Key elements of the Bill include:

  1. Regulators are to be given powers to make/amend rules relating to registration, education and standards. This is something that previously would require approval by the Government and has led to significant delays in effecting regulatory change.
  2. A single set of overarching objectives for all regulators to encourage consistency in the approach to decision making and to demonstrate a clear statement of the purpose of professionals’ regulation.
  3. The main objective of a regulator will be to “protect, promote and maintain the health, safety and wellbeing of the public”.
  4. Regulators should establish and maintain a register of professionals who are qualified and fit to practise. Notably: a) The Government would be given power to add, remove or alter parts of the register and introduce other systems of registration. b.) There would be specific minimum requirements as to content of the register.
  5. The Government can introduce barring schemes, listing those who are prohibited from practising.
  6. There would be a formal appeals process, with a further right of appeal to the higher courts.
  7. There would be duties on regulators to determine professional and education standards, including continuing professional development. This includes the power to approve courses and institutions and set standards in relation to proficiency, professional performance, conduct and ethics. An individual’s failure to comply with these standards may result in fitness to practise proceedings.
  8. Collaboration is encouraged –any two or more regulators should be able to exercise their functions jointly should they wish, through delegating certain functions to another regulator. The Professional Standards Authority will be required to promote this cooperation.

Fitness to Practise

Impaired fitness to practise is a key aspect of the regulation of health and social care professionals. Existing grounds for considering an individual to be impaired have been modified.
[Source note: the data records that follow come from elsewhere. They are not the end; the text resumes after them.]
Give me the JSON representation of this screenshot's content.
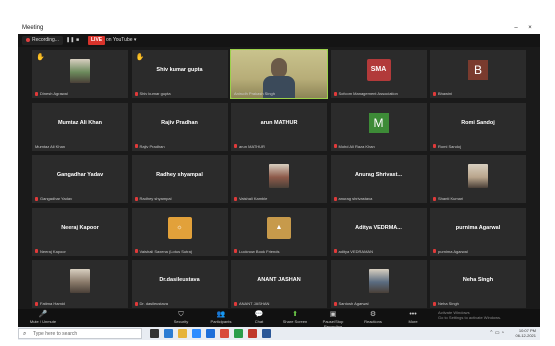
{
  "window": {
    "title": "Meeting",
    "minimize": "–",
    "close": "×"
  },
  "recording_bar": {
    "recording_label": "Recording...",
    "pause_symbol": "❚❚",
    "stop_symbol": "■",
    "live_label": "LIVE",
    "live_platform": "on YouTube ▾"
  },
  "participants": [
    {
      "tile_name": "",
      "label": "Dinesh Agrawal",
      "muted": true,
      "hand": true,
      "visual": "photo",
      "color": "#6c8a5c"
    },
    {
      "tile_name": "Shiv kumar gupta",
      "label": "Shiv kumar gupta",
      "muted": true,
      "hand": true,
      "visual": "name",
      "color": ""
    },
    {
      "tile_name": "",
      "label": "Anirudh Prakash Singh",
      "muted": false,
      "hand": false,
      "visual": "video",
      "color": "#c9c38d",
      "speaking": true
    },
    {
      "tile_name": "",
      "label": "Sofcom Management Association",
      "muted": true,
      "hand": false,
      "visual": "logo",
      "color": "#b23a3a",
      "logo_text": "SMA"
    },
    {
      "tile_name": "",
      "label": "Bhawini",
      "muted": true,
      "hand": false,
      "visual": "avatar",
      "color": "#7a3b2e",
      "initial": "B"
    },
    {
      "tile_name": "Mumtaz Ali Khan",
      "label": "Mumtaz Ali Khan",
      "muted": false,
      "hand": false,
      "visual": "name",
      "color": ""
    },
    {
      "tile_name": "Rajiv Pradhan",
      "label": "Rajiv Pradhan",
      "muted": true,
      "hand": false,
      "visual": "name",
      "color": ""
    },
    {
      "tile_name": "arun MATHUR",
      "label": "arun MATHUR",
      "muted": true,
      "hand": false,
      "visual": "name",
      "color": ""
    },
    {
      "tile_name": "",
      "label": "Mohd Ali Raza Khan",
      "muted": true,
      "hand": false,
      "visual": "avatar",
      "color": "#3d8b37",
      "initial": "M"
    },
    {
      "tile_name": "Romi Sandoj",
      "label": "Romi Sandoj",
      "muted": true,
      "hand": false,
      "visual": "name",
      "color": ""
    },
    {
      "tile_name": "Gangadhar Yadav",
      "label": "Gangadhar Yadav",
      "muted": true,
      "hand": false,
      "visual": "name",
      "color": ""
    },
    {
      "tile_name": "Radhey shyampal",
      "label": "Radhey shyampal",
      "muted": true,
      "hand": false,
      "visual": "name",
      "color": ""
    },
    {
      "tile_name": "",
      "label": "Vaishali Kamble",
      "muted": true,
      "hand": false,
      "visual": "photo",
      "color": "#8e5a4a"
    },
    {
      "tile_name": "Anurag Shrivast...",
      "label": "anurag shrivastava",
      "muted": true,
      "hand": false,
      "visual": "name",
      "color": ""
    },
    {
      "tile_name": "",
      "label": "Shanti Kumari",
      "muted": true,
      "hand": false,
      "visual": "photo",
      "color": "#b9a58c"
    },
    {
      "tile_name": "Neeraj Kapoor",
      "label": "Neeraj Kapoor",
      "muted": true,
      "hand": false,
      "visual": "name",
      "color": ""
    },
    {
      "tile_name": "",
      "label": "Vaishali Saxena (Lotus Sutra)",
      "muted": true,
      "hand": false,
      "visual": "logo",
      "color": "#e2a13a",
      "logo_text": "☼"
    },
    {
      "tile_name": "",
      "label": "Lucknow Book Friends",
      "muted": true,
      "hand": false,
      "visual": "logo",
      "color": "#c79a4b",
      "logo_text": "▲"
    },
    {
      "tile_name": "Aditya VEDRMA...",
      "label": "aditya VEDRAMAN",
      "muted": true,
      "hand": false,
      "visual": "name",
      "color": ""
    },
    {
      "tile_name": "purnima Agarwal",
      "label": "purnima Agarwal",
      "muted": true,
      "hand": false,
      "visual": "name",
      "color": ""
    },
    {
      "tile_name": "",
      "label": "Fatima Hamid",
      "muted": true,
      "hand": false,
      "visual": "photo",
      "color": "#8a7a6a"
    },
    {
      "tile_name": "Dr.dasileustava",
      "label": "Dr. dasileustava",
      "muted": true,
      "hand": false,
      "visual": "name",
      "color": ""
    },
    {
      "tile_name": "ANANT JASHAN",
      "label": "ANANT JASHAN",
      "muted": true,
      "hand": false,
      "visual": "name",
      "color": ""
    },
    {
      "tile_name": "",
      "label": "Santosh Agarwal",
      "muted": true,
      "hand": false,
      "visual": "photo",
      "color": "#5a6b80"
    },
    {
      "tile_name": "Neha Singh",
      "label": "Neha Singh",
      "muted": true,
      "hand": false,
      "visual": "name",
      "color": ""
    }
  ],
  "toolbar": [
    {
      "icon": "🎤",
      "label": "Mute / Unmute"
    },
    {
      "icon": "⛉",
      "label": "Security"
    },
    {
      "icon": "👥",
      "label": "Participants"
    },
    {
      "icon": "💬",
      "label": "Chat"
    },
    {
      "icon": "⬆",
      "label": "Share Screen",
      "green": true
    },
    {
      "icon": "▣",
      "label": "Pause/Stop Recording"
    },
    {
      "icon": "⚙",
      "label": "Reactions"
    },
    {
      "icon": "•••",
      "label": "More"
    }
  ],
  "taskbar": {
    "search_placeholder": "Type here to search",
    "time": "10:07 PM",
    "date": "06-12-2021"
  },
  "watermark": {
    "line1": "Activate Windows",
    "line2": "Go to Settings to activate Windows."
  }
}
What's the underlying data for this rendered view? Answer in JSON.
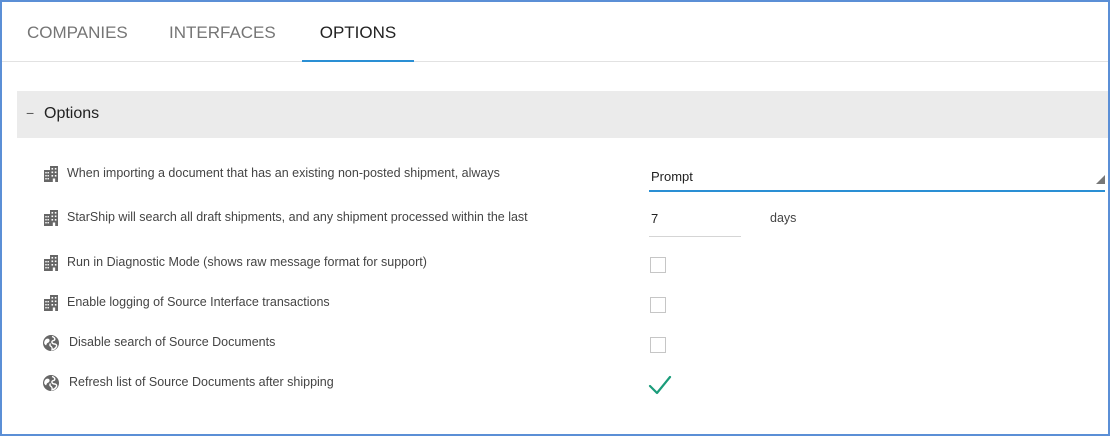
{
  "tabs": [
    {
      "label": "COMPANIES",
      "active": false
    },
    {
      "label": "INTERFACES",
      "active": false
    },
    {
      "label": "OPTIONS",
      "active": true
    }
  ],
  "section": {
    "toggle": "−",
    "title": "Options"
  },
  "options": {
    "import_behavior": {
      "label": "When importing a document that has an existing non-posted shipment, always",
      "icon": "building-icon",
      "value": "Prompt"
    },
    "search_days": {
      "label": "StarShip will search all draft shipments, and any shipment processed within the last",
      "icon": "building-icon",
      "value": "7",
      "unit": "days"
    },
    "diagnostic_mode": {
      "label": "Run in Diagnostic Mode (shows raw message format for support)",
      "icon": "building-icon",
      "checked": false
    },
    "logging": {
      "label": "Enable logging of Source Interface transactions",
      "icon": "building-icon",
      "checked": false
    },
    "disable_search": {
      "label": "Disable search of Source Documents",
      "icon": "globe-icon",
      "checked": false
    },
    "refresh_list": {
      "label": "Refresh list of Source Documents after shipping",
      "icon": "globe-icon",
      "checked": true
    }
  },
  "colors": {
    "accent": "#2a8fd4",
    "check": "#1a9c7a",
    "frame": "#5b8fd6",
    "header_bg": "#ebebeb",
    "icon": "#666666"
  }
}
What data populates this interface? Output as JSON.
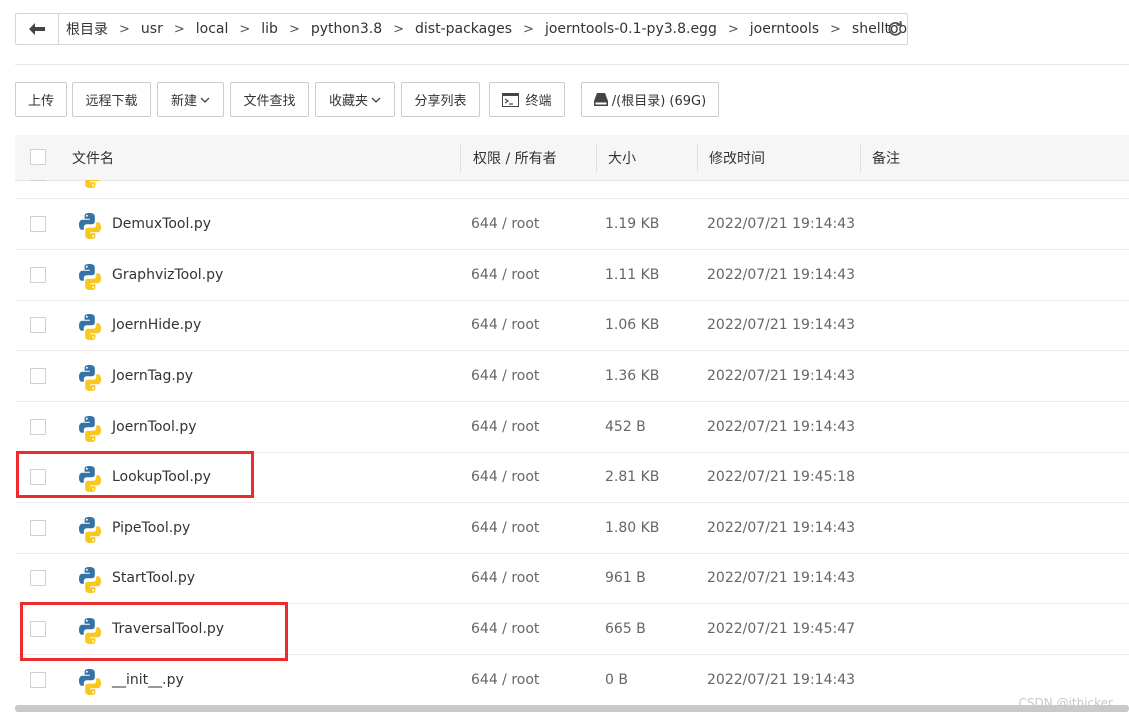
{
  "breadcrumb": {
    "items": [
      "根目录",
      "usr",
      "local",
      "lib",
      "python3.8",
      "dist-packages",
      "joerntools-0.1-py3.8.egg",
      "joerntools",
      "shelltool"
    ],
    "separator": ">"
  },
  "toolbar": {
    "upload": "上传",
    "remote_download": "远程下载",
    "new": "新建",
    "file_search": "文件查找",
    "favorites": "收藏夹",
    "share_list": "分享列表",
    "terminal": "终端",
    "disk": "/(根目录) (69G)"
  },
  "table": {
    "columns": [
      "文件名",
      "权限 / 所有者",
      "大小",
      "修改时间",
      "备注"
    ],
    "rows": [
      {
        "name": "DemuxTool.py",
        "perm": "644 / root",
        "size": "1.19 KB",
        "time": "2022/07/21 19:14:43"
      },
      {
        "name": "GraphvizTool.py",
        "perm": "644 / root",
        "size": "1.11 KB",
        "time": "2022/07/21 19:14:43"
      },
      {
        "name": "JoernHide.py",
        "perm": "644 / root",
        "size": "1.06 KB",
        "time": "2022/07/21 19:14:43"
      },
      {
        "name": "JoernTag.py",
        "perm": "644 / root",
        "size": "1.36 KB",
        "time": "2022/07/21 19:14:43"
      },
      {
        "name": "JoernTool.py",
        "perm": "644 / root",
        "size": "452 B",
        "time": "2022/07/21 19:14:43"
      },
      {
        "name": "LookupTool.py",
        "perm": "644 / root",
        "size": "2.81 KB",
        "time": "2022/07/21 19:45:18"
      },
      {
        "name": "PipeTool.py",
        "perm": "644 / root",
        "size": "1.80 KB",
        "time": "2022/07/21 19:14:43"
      },
      {
        "name": "StartTool.py",
        "perm": "644 / root",
        "size": "961 B",
        "time": "2022/07/21 19:14:43"
      },
      {
        "name": "TraversalTool.py",
        "perm": "644 / root",
        "size": "665 B",
        "time": "2022/07/21 19:45:47"
      },
      {
        "name": "__init__.py",
        "perm": "644 / root",
        "size": "0 B",
        "time": "2022/07/21 19:14:43"
      }
    ]
  },
  "watermark": "CSDN @ithicker",
  "colors": {
    "highlight": "#ee2b2b",
    "python_blue": "#3572a5",
    "python_yellow": "#f7c920"
  }
}
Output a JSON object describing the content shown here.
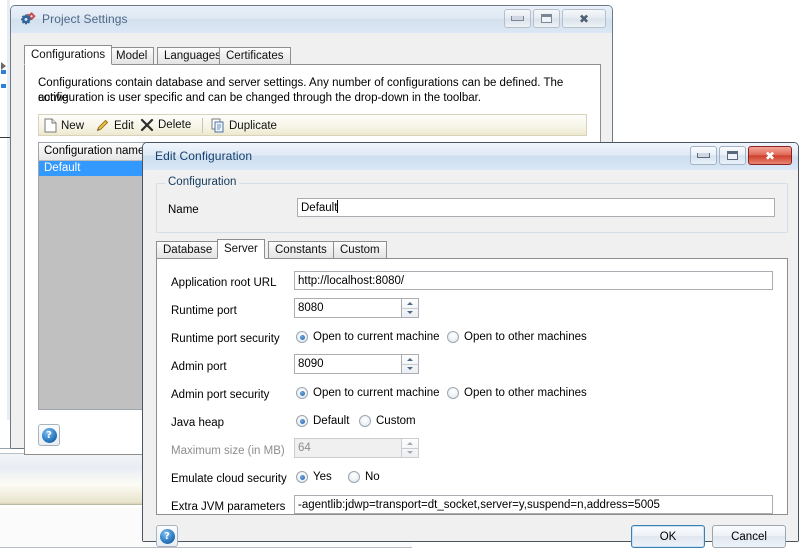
{
  "background_window": {
    "title": "Project Settings",
    "icon": "gears-icon",
    "caption_buttons": {
      "minimize": "minimize-icon",
      "maximize": "maximize-icon",
      "close": "close-icon"
    },
    "tabs": [
      {
        "label": "Configurations",
        "selected": true
      },
      {
        "label": "Model",
        "selected": false
      },
      {
        "label": "Languages",
        "selected": false
      },
      {
        "label": "Certificates",
        "selected": false
      }
    ],
    "description_line1": "Configurations contain database and server settings. Any number of configurations can be defined. The active",
    "description_line2": "configuration is user specific and can be changed through the drop-down in the toolbar.",
    "toolbar": [
      {
        "label": "New",
        "icon": "new-page-icon"
      },
      {
        "label": "Edit",
        "icon": "pencil-icon"
      },
      {
        "label": "Delete",
        "icon": "x-mark-icon"
      },
      {
        "label": "Duplicate",
        "icon": "duplicate-pages-icon"
      }
    ],
    "list": {
      "columns": [
        "Configuration name"
      ],
      "rows": [
        {
          "name": "Default",
          "selected": true
        }
      ]
    },
    "help_button": {
      "label": "?",
      "name": "help-button"
    }
  },
  "dialog": {
    "title": "Edit Configuration",
    "caption_buttons": {
      "minimize": "minimize-icon",
      "maximize": "maximize-icon",
      "close": "close-icon"
    },
    "group": {
      "title": "Configuration",
      "name_label": "Name",
      "name_value": "Default"
    },
    "tabs": [
      {
        "label": "Database",
        "selected": false
      },
      {
        "label": "Server",
        "selected": true
      },
      {
        "label": "Constants",
        "selected": false
      },
      {
        "label": "Custom",
        "selected": false
      }
    ],
    "fields": {
      "app_root_url": {
        "label": "Application root URL",
        "value": "http://localhost:8080/"
      },
      "runtime_port": {
        "label": "Runtime port",
        "value": "8080"
      },
      "runtime_port_security": {
        "label": "Runtime port security",
        "options": [
          {
            "label": "Open to current machine",
            "selected": true
          },
          {
            "label": "Open to other machines",
            "selected": false
          }
        ]
      },
      "admin_port": {
        "label": "Admin port",
        "value": "8090"
      },
      "admin_port_security": {
        "label": "Admin port security",
        "options": [
          {
            "label": "Open to current machine",
            "selected": true
          },
          {
            "label": "Open to other machines",
            "selected": false
          }
        ]
      },
      "java_heap": {
        "label": "Java heap",
        "options": [
          {
            "label": "Default",
            "selected": true
          },
          {
            "label": "Custom",
            "selected": false
          }
        ]
      },
      "maximum_size": {
        "label": "Maximum size (in MB)",
        "value": "64",
        "disabled": true
      },
      "emulate_cloud_security": {
        "label": "Emulate cloud security",
        "options": [
          {
            "label": "Yes",
            "selected": true
          },
          {
            "label": "No",
            "selected": false
          }
        ]
      },
      "extra_jvm": {
        "label": "Extra JVM parameters",
        "value": "-agentlib:jdwp=transport=dt_socket,server=y,suspend=n,address=5005"
      }
    },
    "footer": {
      "help_label": "?",
      "ok_label": "OK",
      "cancel_label": "Cancel"
    }
  },
  "colors": {
    "selection_blue": "#3399ff",
    "title_text": "#16406c",
    "close_red": "#cf3f2c",
    "default_button_border": "#3c7fb1",
    "list_empty_gray": "#c0c0c0"
  }
}
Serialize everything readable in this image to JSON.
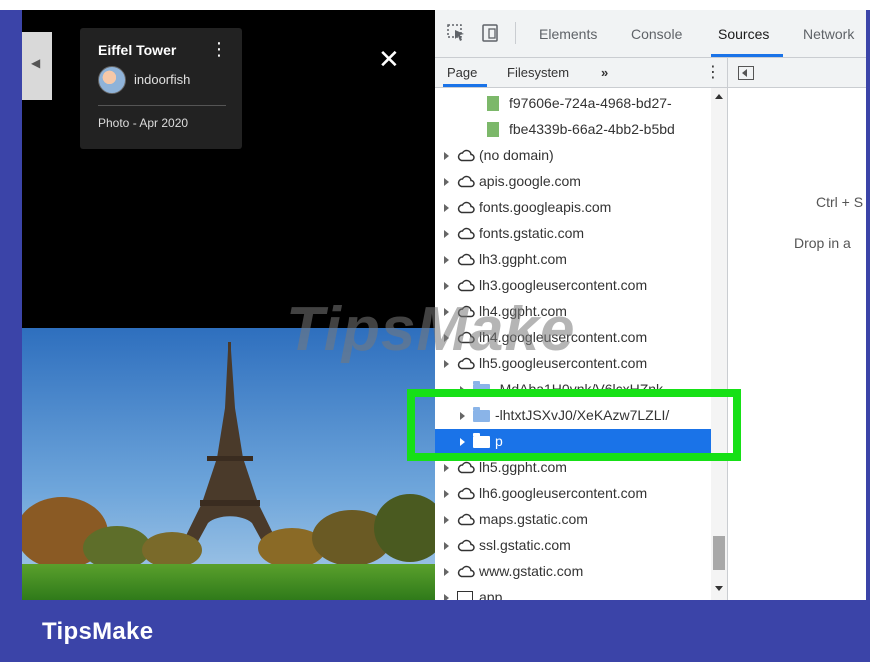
{
  "viewer": {
    "photo_title": "Eiffel Tower",
    "author": "indoorfish",
    "photo_meta": "Photo - Apr 2020",
    "prev_glyph": "◀",
    "close_glyph": "✕",
    "menu_glyph": "⋮"
  },
  "devtools": {
    "tabs": [
      "Elements",
      "Console",
      "Sources",
      "Network"
    ],
    "active_tab": "Sources",
    "navigator_tabs": [
      "Page",
      "Filesystem"
    ],
    "more_glyph": "»",
    "menu_glyph": "⋮",
    "tree": [
      {
        "label": "f97606e-724a-4968-bd27-",
        "icon": "file-icon",
        "level": 3,
        "has_arrow": false
      },
      {
        "label": "fbe4339b-66a2-4bb2-b5bd",
        "icon": "file-icon",
        "level": 3,
        "has_arrow": false
      },
      {
        "label": "(no domain)",
        "icon": "cloud-icon",
        "level": 1,
        "has_arrow": true
      },
      {
        "label": "apis.google.com",
        "icon": "cloud-icon",
        "level": 1,
        "has_arrow": true
      },
      {
        "label": "fonts.googleapis.com",
        "icon": "cloud-icon",
        "level": 1,
        "has_arrow": true
      },
      {
        "label": "fonts.gstatic.com",
        "icon": "cloud-icon",
        "level": 1,
        "has_arrow": true
      },
      {
        "label": "lh3.ggpht.com",
        "icon": "cloud-icon",
        "level": 1,
        "has_arrow": true
      },
      {
        "label": "lh3.googleusercontent.com",
        "icon": "cloud-icon",
        "level": 1,
        "has_arrow": true
      },
      {
        "label": "lh4.ggpht.com",
        "icon": "cloud-icon",
        "level": 1,
        "has_arrow": true
      },
      {
        "label": "lh4.googleusercontent.com",
        "icon": "cloud-icon",
        "level": 1,
        "has_arrow": true
      },
      {
        "label": "lh5.googleusercontent.com",
        "icon": "cloud-icon",
        "level": 1,
        "has_arrow": true
      },
      {
        "label": "-MdAba1H0vnk/V6lcxHZnk",
        "icon": "folder-icon",
        "level": 2,
        "has_arrow": true
      },
      {
        "label": "-lhtxtJSXvJ0/XeKAzw7LZLI/",
        "icon": "folder-icon",
        "level": 2,
        "has_arrow": true
      },
      {
        "label": "p",
        "icon": "folder-icon",
        "level": 2,
        "has_arrow": true,
        "selected": true
      },
      {
        "label": "lh5.ggpht.com",
        "icon": "cloud-icon",
        "level": 1,
        "has_arrow": true
      },
      {
        "label": "lh6.googleusercontent.com",
        "icon": "cloud-icon",
        "level": 1,
        "has_arrow": true
      },
      {
        "label": "maps.gstatic.com",
        "icon": "cloud-icon",
        "level": 1,
        "has_arrow": true
      },
      {
        "label": "ssl.gstatic.com",
        "icon": "cloud-icon",
        "level": 1,
        "has_arrow": true
      },
      {
        "label": "www.gstatic.com",
        "icon": "cloud-icon",
        "level": 1,
        "has_arrow": true
      },
      {
        "label": "app",
        "icon": "window-icon",
        "level": 1,
        "has_arrow": true
      }
    ],
    "editor_shortcut": "Ctrl + S",
    "editor_drop": "Drop in a"
  },
  "watermark": "TipsMake",
  "footer": {
    "brand": "TipsMake"
  },
  "colors": {
    "frame_blue": "#3b44a8",
    "selection_blue": "#1a73e8",
    "highlight_green": "#16e016"
  }
}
The new grounds are as follows:

a. Deficient professional performance

b. Disgraceful misconduct

c. Inclusion on a barred list

d. Determination of impairment by another regulator

e. Adverse physical or mental health

f. Insufficient proficiency in knowledge and use of English language

g. Convictions/cautions or other court disposals

Regulators should refer any case for preliminary consideration where an allegation of impairment has been made. Certain cases – for example, vexatious allegations or where five years have passed – cannot continue past the preliminary consideration stage where it is not in the public interest to proceed.

Certain other cases can be referred straight to a fitness to practise panel – for example where there are certain criminal convictions – and there is to be an automatic removal system for the most serious criminal convictions.

Regulators are given flexibility in terms of how they should investigate allegations, including powers to demand disclosure of information and establish systems for hearings.

The test for referrals to a fitness to practise panel would be the ‘realistic prospect’ test.

If the case does not continue beyond investigation stage, there would be a range of alternative steps open to regulators, including the issue of advice/warnings, agreeing undertakings or allowing voluntary removal of an individual from the register.

The format and procedural rules for fitness to practise hearings remain largely the same, including the right to representation, the constitution of panels and the principle of fair and just case management.

Sanctions following a finding of impaired fitness to practise include advice, warnings, conditions, suspension and removal from the register.

There will be a new system of adjudication whereby regulators can appeal panel decisions which do not achieve sufficient protection of the public.


The new regulations should provide a more prompt and efficient way of progressing fitness to practise proceedings, which would be welcomed by all in the sector. The wider scope of the grounds under which fitness to practise can be called into question highlights the changing nature of both the sector and the UK itself. Much of what is currently working in terms of format of the hearing itself is retained. The early disposal of vexatious cases will also eliminate unnecessary stress for registrants and reduce the costs involved in bringing such a case for regulators, insurers and registrants alike and can only be seen as a positive step.

This information is intended as a general discussion surrounding the topics covered and is for guidance purposes only. It does not constitute legal advice and should not be regarded as a substitute for taking legal advice. DWF is not responsible for any activity undertaken based on this information.